Complicating Doctors’ Work: Prescription Drug Scams And Excessive Paper Work
News outlets examine two issues affecting doctors' work: patients fraudulently seeking prescriptions and overwhelming paper work.
CNN: "The issue of doctor shopping -- visiting numerous doctors to fraudulently get prescription drugs -- has been raised in numerous celebrity deaths, including Anna Nicole Smith, Michael Jackson and Health Ledger. ... Doctor shoppers often visit facilities where medical professionals don't know them, experts say. They also call during weekends or ask for prescription refills using excuses such as having dropped the pills in toilets or getting pills wet on a camping trip, physicians said. Misuse of prescription drugs is a growing problem. Estimated hospitalizations for poisoning by prescription opioids, sedatives and tranquilizers increased 65 percent from 1999 to 2006, according to a study in the May edition of the American Journal of Preventive Medicine" (Park, 4/7).
The New York Times: "Paperwork, or documentation, takes up as much as a third of a physician's workday; and for many practicing doctors, these administrative tasks have become increasingly intolerable, a source of deteriorating professional morale. ... But despite the paperwork burden, there are few studies on the amount of time current doctors devote to charting, ordering, filling out forms and dictating. That is, except among one subset of doctors - doctors-in-training, or residents."
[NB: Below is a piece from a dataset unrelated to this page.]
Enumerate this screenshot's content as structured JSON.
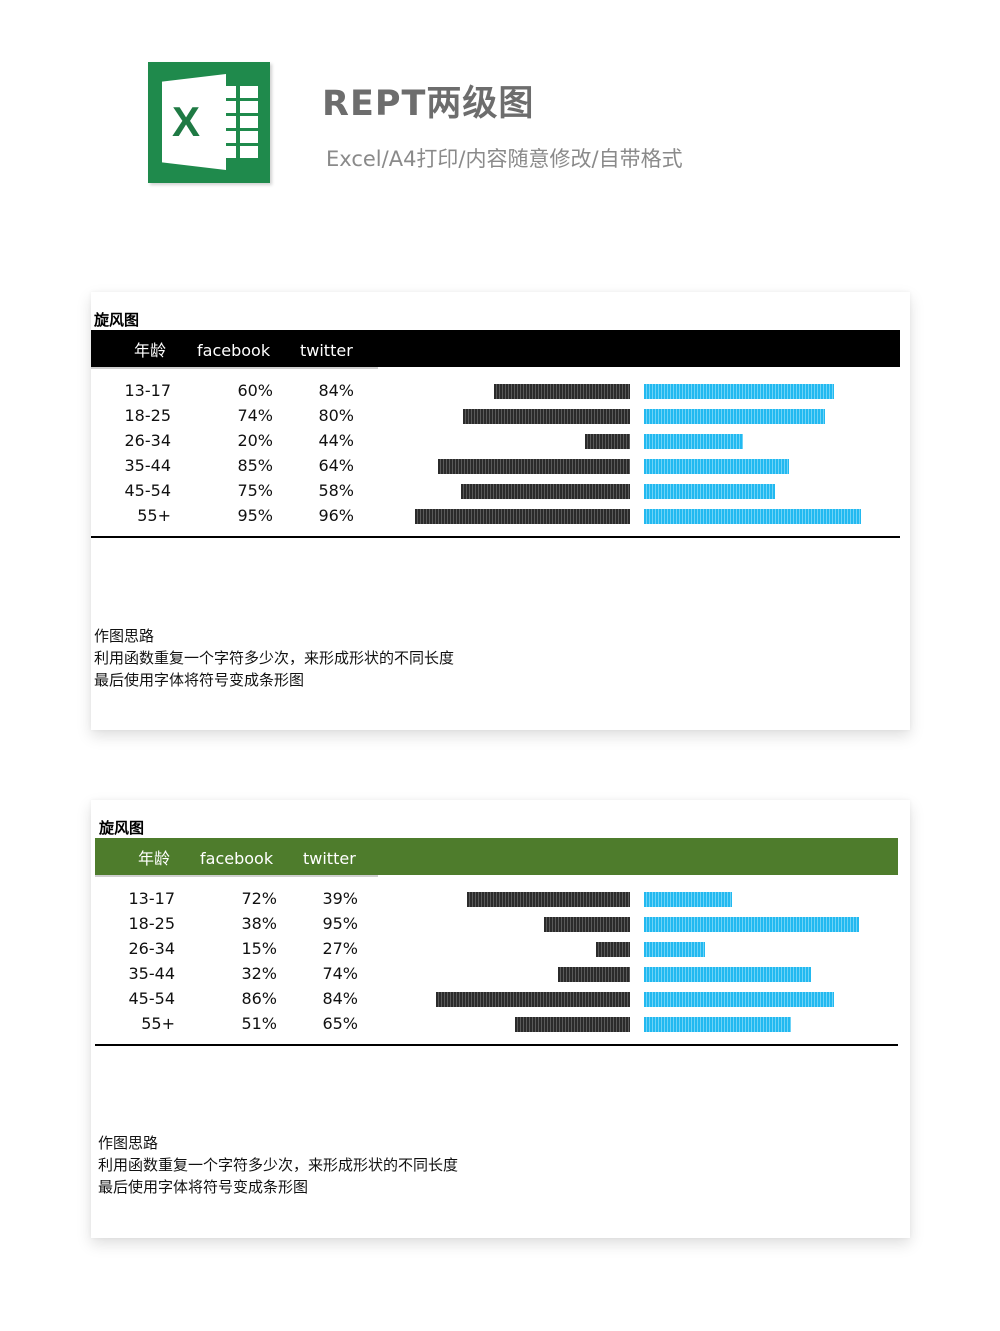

"According to a study published earlier this year, residents now spend up to twice as much time on documentation as their counterparts did two decades earlier. Analyzing the results of a national survey of over 15,000 trainees in internal medicine, researchers at the Mayo Clinic in Rochester, Minn., found that a majority of residents reported spending as many as six hours a day documenting, while only a small fraction of residents spent as much time with patients. In other words, young people who are learning to doctor spend as much time writing, typing or dictating about their patients as they do seeing them" (Chen, 4/8).